What if the place you called ‘home’ happened to be a funeral home? Kate Mayfield explores what it meant to be the daughter of a small-town undertaker in this fascinating memoir evocative of Six Feet Under and The Help, with a hint of Mary Roach’s Stiff.
I’ve said it before, I don’t generally read non-fiction. Out of the 60 odd books I’ve read this year, I think might only be my second non-fiction book. I was persuaded to read this for my bookclub, demonstrating for me the benefit of a bookclub as I never would have picked this up otherwise.

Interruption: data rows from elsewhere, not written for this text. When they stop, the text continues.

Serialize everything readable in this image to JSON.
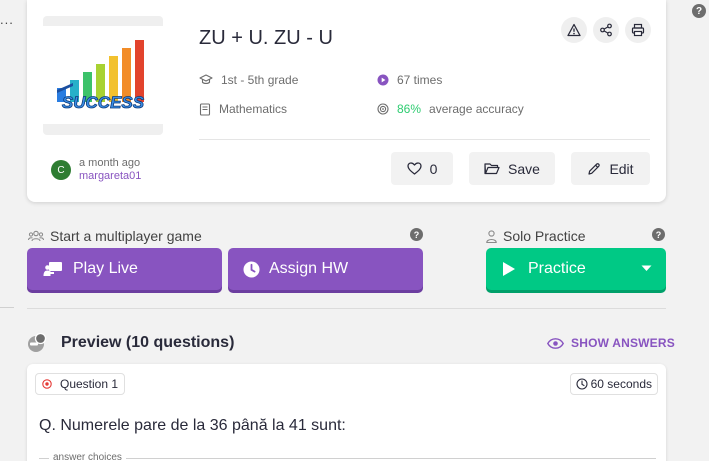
{
  "help_glyph": "?",
  "left_menu_label": "...",
  "quiz": {
    "title": "ZU + U. ZU - U",
    "thumbnail_text": "SUCCESS",
    "grade": "1st - 5th grade",
    "subject": "Mathematics",
    "plays": "67 times",
    "accuracy_value": "86%",
    "accuracy_label": "average accuracy",
    "author_initial": "C",
    "author_time": "a month ago",
    "author_name": "margareta01",
    "likes": "0",
    "save_label": "Save",
    "edit_label": "Edit"
  },
  "multiplayer": {
    "label": "Start a multiplayer game",
    "play_live": "Play Live",
    "assign_hw": "Assign HW"
  },
  "solo": {
    "label": "Solo Practice",
    "practice": "Practice"
  },
  "preview": {
    "title": "Preview (10 questions)",
    "show_answers": "SHOW ANSWERS"
  },
  "question": {
    "label": "Question 1",
    "time": "60 seconds",
    "text": "Q. Numerele pare de la 36 până la 41 sunt:",
    "answer_choices_label": "answer choices"
  },
  "colors": {
    "brand_purple": "#8854c0",
    "practice_green": "#00c985",
    "accuracy_green": "#2ecc71"
  }
}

This is they story of Kate Mayfield, who grew up in a small town in America’s south during the 1960’s as the daughter of an undertaker. The various blurb’s I’ve seen for this book reference Six Feet Under, My Girl, The Help and To Kill a Mockingbird. I can understand why. They are the cultural reference points for storys about undertakers, or life in America’s south prior to the Civil Rights movement. However for me the fact Kate Mayfields father was an undertaker or that she is living through a tumultuous period in America’s history are sidenotes to the real story. For me this is a book about a family, struggling with many aspects of life, and the host of interesting characters to enter their life. It is a book of discovery, about coming to the realisation that our parents are not perfect….they are fallible…they are human.
Like may biographical books, it is a book in which little outside the normal run of life happens. People are born, people die, people fight and people make up. Yet is a compelling read. Mayfield’s style draws us in. She is funny and touching in equal measure. This is a strong contender for one of my favourite books of the year.